Memory-Driven Computing more data less time
There is still a need for large amounts of data to be processed in a timely manner, whether at the edge or at the core, or cloud, and current technology and architecture are unable to achieve this.
Hewlett Packard Enterprise (HPE) believes that only by redesigning the computer from the ground up—with memory at the centre— will we be able to overcome existing performance limitations. HPE calls this architecture 'Memory-Driven Computing'. Instead of one general central processor reaching out to multiple data stores, data is held in large non-volatile memory pools at the centre, to be accessed by multiple task-specific processors.
Key features of Memory-Driven Computing are:
- Scalability, non-volatile memory pools for fast, persistent and virtually unlimited memory
- Photonics for greater throughput
- A Memory Semantic Fabric, Energy-efficient, and
- High security built-in
So how large can these non-volatile memory pools be?
Very large! … along with an correspondingly large memory fabric to enable interconnection with many microprocessors and accelerator types.

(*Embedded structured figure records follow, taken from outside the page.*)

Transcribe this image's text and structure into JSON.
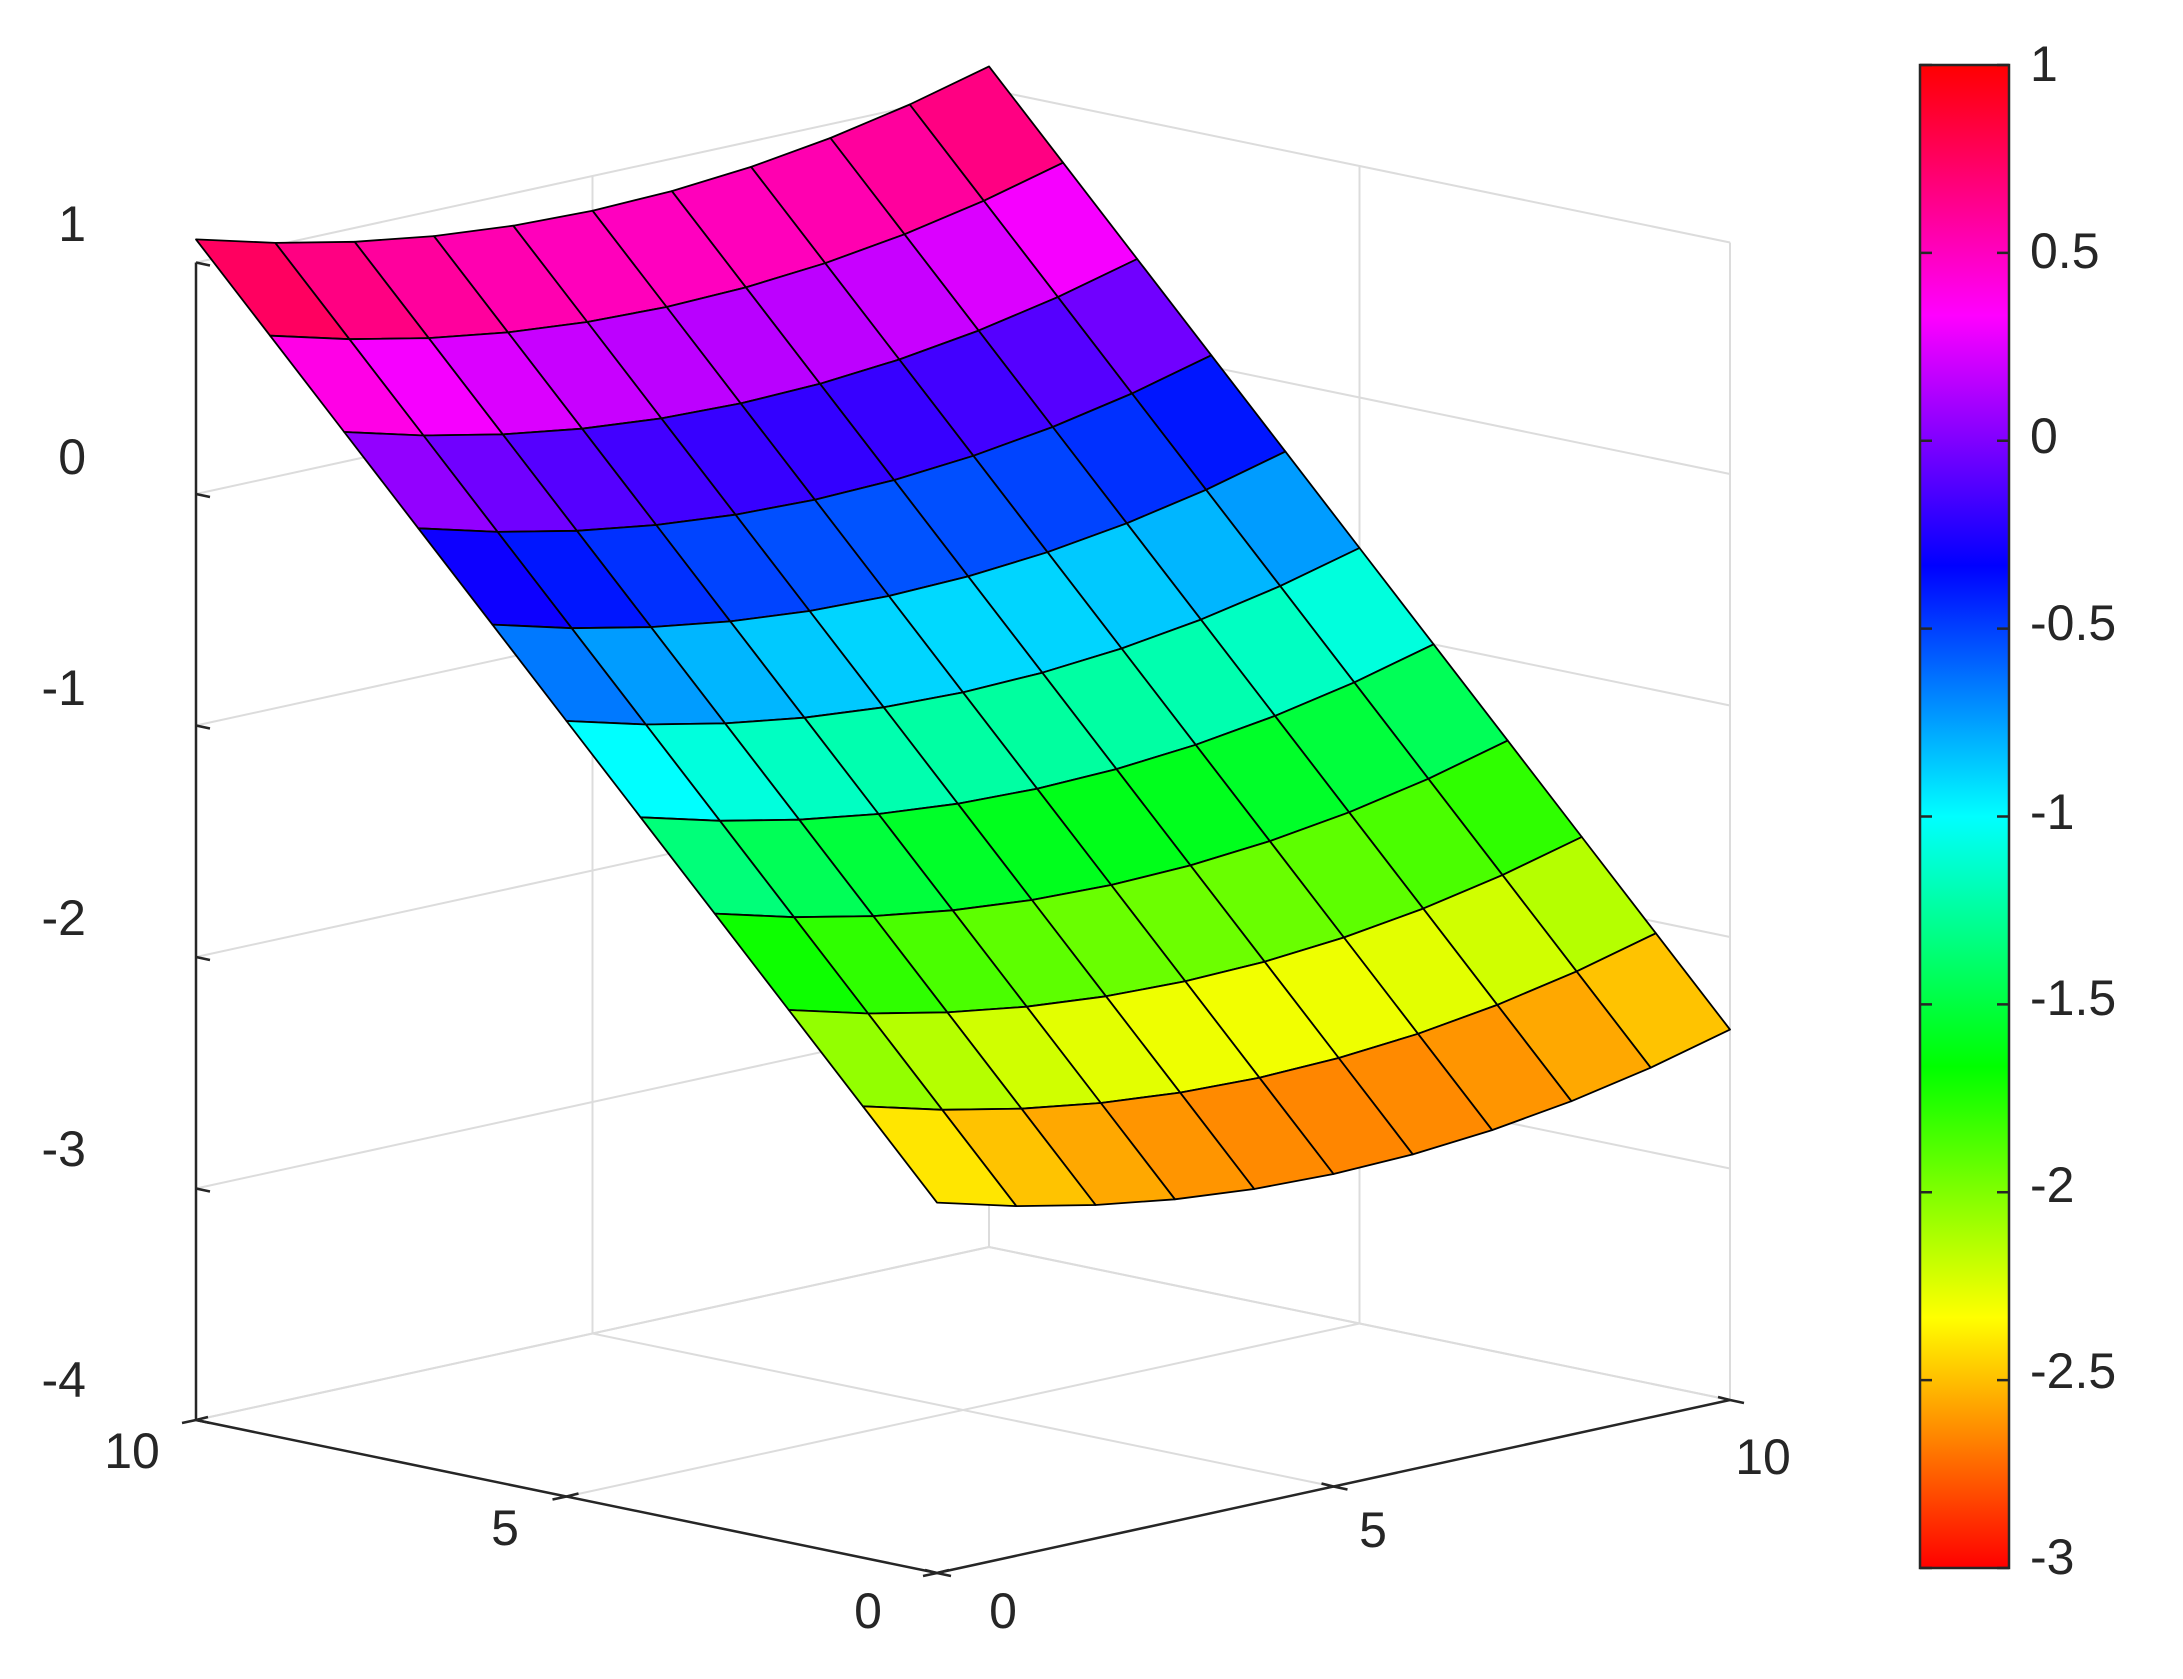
{
  "chart_data": {
    "type": "surface",
    "title": "",
    "xlabel": "",
    "ylabel": "",
    "zlabel": "",
    "x": [
      0,
      1,
      2,
      3,
      4,
      5,
      6,
      7,
      8,
      9,
      10
    ],
    "y": [
      0,
      1,
      2,
      3,
      4,
      5,
      6,
      7,
      8,
      9,
      10
    ],
    "z_formula_note_removed": null,
    "z": [
      [
        -2.4,
        -2.49,
        -2.56,
        -2.61,
        -2.64,
        -2.65,
        -2.64,
        -2.61,
        -2.56,
        -2.49,
        -2.4
      ],
      [
        -2.05,
        -2.14,
        -2.21,
        -2.26,
        -2.29,
        -2.3,
        -2.29,
        -2.26,
        -2.21,
        -2.14,
        -2.05
      ],
      [
        -1.7,
        -1.79,
        -1.86,
        -1.91,
        -1.94,
        -1.95,
        -1.94,
        -1.91,
        -1.86,
        -1.79,
        -1.7
      ],
      [
        -1.35,
        -1.44,
        -1.51,
        -1.56,
        -1.59,
        -1.6,
        -1.59,
        -1.56,
        -1.51,
        -1.44,
        -1.35
      ],
      [
        -1.0,
        -1.09,
        -1.16,
        -1.21,
        -1.24,
        -1.25,
        -1.24,
        -1.21,
        -1.16,
        -1.09,
        -1.0
      ],
      [
        -0.65,
        -0.74,
        -0.81,
        -0.86,
        -0.89,
        -0.9,
        -0.89,
        -0.86,
        -0.81,
        -0.74,
        -0.65
      ],
      [
        -0.3,
        -0.39,
        -0.46,
        -0.51,
        -0.54,
        -0.55,
        -0.54,
        -0.51,
        -0.46,
        -0.39,
        -0.3
      ],
      [
        0.05,
        -0.04,
        -0.11,
        -0.16,
        -0.19,
        -0.2,
        -0.19,
        -0.16,
        -0.11,
        -0.04,
        0.05
      ],
      [
        0.4,
        0.31,
        0.24,
        0.19,
        0.16,
        0.15,
        0.16,
        0.19,
        0.24,
        0.31,
        0.4
      ],
      [
        0.75,
        0.66,
        0.59,
        0.54,
        0.51,
        0.5,
        0.51,
        0.54,
        0.59,
        0.66,
        0.75
      ],
      [
        1.1,
        1.01,
        0.94,
        0.89,
        0.86,
        0.85,
        0.86,
        0.89,
        0.94,
        1.01,
        1.1
      ]
    ],
    "xlim": [
      0,
      10
    ],
    "ylim": [
      0,
      10
    ],
    "zlim": [
      -4,
      1
    ],
    "x_ticks": [
      "0",
      "5",
      "10"
    ],
    "y_ticks": [
      "0",
      "5",
      "10"
    ],
    "z_ticks": [
      "-4",
      "-3",
      "-2",
      "-1",
      "0",
      "1"
    ],
    "grid": true,
    "colormap": "hsv",
    "colorbar": {
      "position": "right",
      "clim": [
        -3,
        1
      ],
      "ticks": [
        "-3",
        "-2.5",
        "-2",
        "-1.5",
        "-1",
        "-0.5",
        "0",
        "0.5",
        "1"
      ]
    }
  }
}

Memory-Driven Computing memory speed communications
A consortium was formed to solve the challenges associated with processing and analysing huge amounts of data in real time. The result: Gen-Z is a universal interconnect standard. Their core specification enables microchip designers and fabricators to begin the development of products enabling Gen-Z technology solutions.
Simulations predict the speed of this architecture would improve current computing by multiple orders of magnitude. New software programming tools have illustrated improved execution speeds of up to 8,000 times on a variety of workloads. HPE expects to achieve similar results as it expands the capacity of the prototype with more nodes and memory.
Components such as Photonics, Fabric and SoC are already being integrated into the development paths of current products to provide a step-function in their capabilities.
HPE has now introduced the HPE Superdome Flex (a result of our acquisition of SGI) which offers up to 48TB of in-memory for production environments; for example, it has enabled advances in the field of genomics to achieve important results in Alzheimer’s research.
HPE has also made several acquisitions that will support and enhance the architecture further. And, at our recent June 2019 HPE Discover event, we showed that the architecture is picking up pace, and announced the forthcoming availability of a Memory-Driven Computing development kit, where developers can create new ways of re-architecting their large data workloads and solve problems that cannot be solved using today’s limitations. The development kit will leverage many different kinds of microprocessors, accelerators and memory technologies.
The real gains, though, will come from understanding the full possibilities of the new architecture and changing the way you program to maximise its capabilities. To support and simplify this, we provide the developer-toolkit where we are exposing familiar programming environments like Linux and Portable Operating System Interface APIs with programming languages like C/C++ and Java.
So, in summary, if you’re experiencing concerns about how to handle and process current or future larger and larger datasets, I would recommend you explore further how Memory-Driven Computing might provide a more powerful and cost-effective way to gain insights faster.